The authors formulated two competing but not mutually exclusive hypotheses to explain the observed microbial and macrobiota differences across the four atolls which could reflect regional variation in either oceanographic/hydrographic conditions or in the human impact on the ecosystem. Moving south from Kingman in fact, the atolls became progressively larger with a greater potential to induce upwelling, higher land run-off, larger lagoons, and to support larger seabird populations. All of these factors together with the increasing levels of human disturbance (sewage, agricolture and fishing) and with varying amounts of temperature stress associated with anthropogenic global warming, can easily alter the characteristics of seawater, increasing noticeably the amount of nutrients in the water column.

The main hypothesis is that the increase of nutrients (mainly nitrogen and phosphate) from upwelling and land runoff, on the progressively larger atolls, combined with a loss of herbivory (fishing), can stimulates the growth of benthic macroalgae and phytoplankton. In turn, this algae produces labile DOC (that is an available carbon source) which supports more heterotrophic bacterial growth, explaining thus, the increase in total microbes number, the shift in the microbial community from autotrophic to eterotrophic and the increase in algal cover observed on Kiritimati atoll.

The excess of DOC may be also a primary driver of coral-microbial interactions. As a matter of fact, it can increase microbial growth on the corals, which in turn can cause hypoxia and presumably the coral mortality. Moreover, the observed ten-fold increase in potential pathogenic bacteria on Kiritimati, could be caused either by an increased input of human and animal pathogens from land or by the increase in algal-derived DOC (either by stimulating the growth of pathogens or by promoting algal-associated pathogenic communities).

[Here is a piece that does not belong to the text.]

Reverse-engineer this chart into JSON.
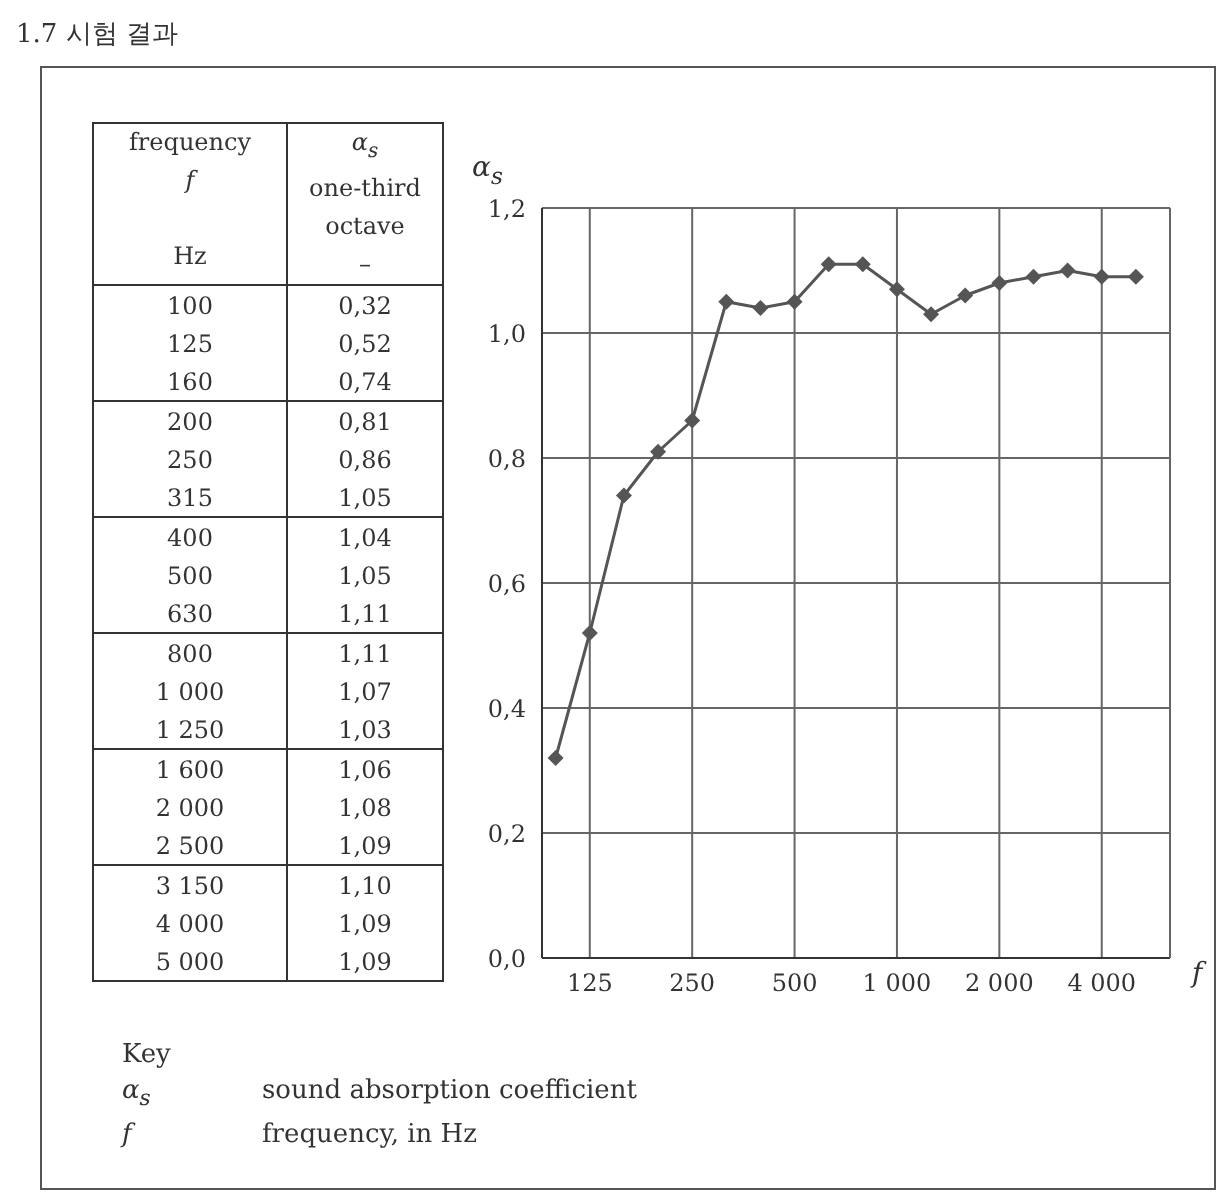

Whatever the source is, this increase in pathogenic bacteria, may easily explaine the increased coral mortality observed on Kiritimati.

Another options proposed by the authors, it that a recent bleaching event killed the corals, and then algae could have colonized the area. In this case the microbial mechanisms discussed above could help prevent recolonization by corals. The most plausible hypothesis, however, is that overfishing removes both predatory and herbivorous fish. Loss of the herbivorous fish results in higher algal growth, which leads in turn, to an increase in DOC which can supports more heterotrophic and pathogenic microbes, probably the main responsible of coral death (either as primary causes or as opportunistic pathogens that kill the weakened bleached corals). Whichever the correct hypotesis is, it's clear that marine microbes play a key role in the complex feedback mechanism between humans, fish, algae and corals that clearly requires further investigations.

Reference:

Dinsdale E.A., Pantos O., Smriga S., Edwards R.A., Angly F., Wegley L., Hatay M., Hall D., Brown E., Haynes M., Krause L., Sala E., Sandin S.A., Thurber R.V., Willis B.L., Azam F., Knowlton N., Rohwer F., (2008). Microbial ecology of four coral atolls in the Northern Line Islands. PLoS One 3:e1584.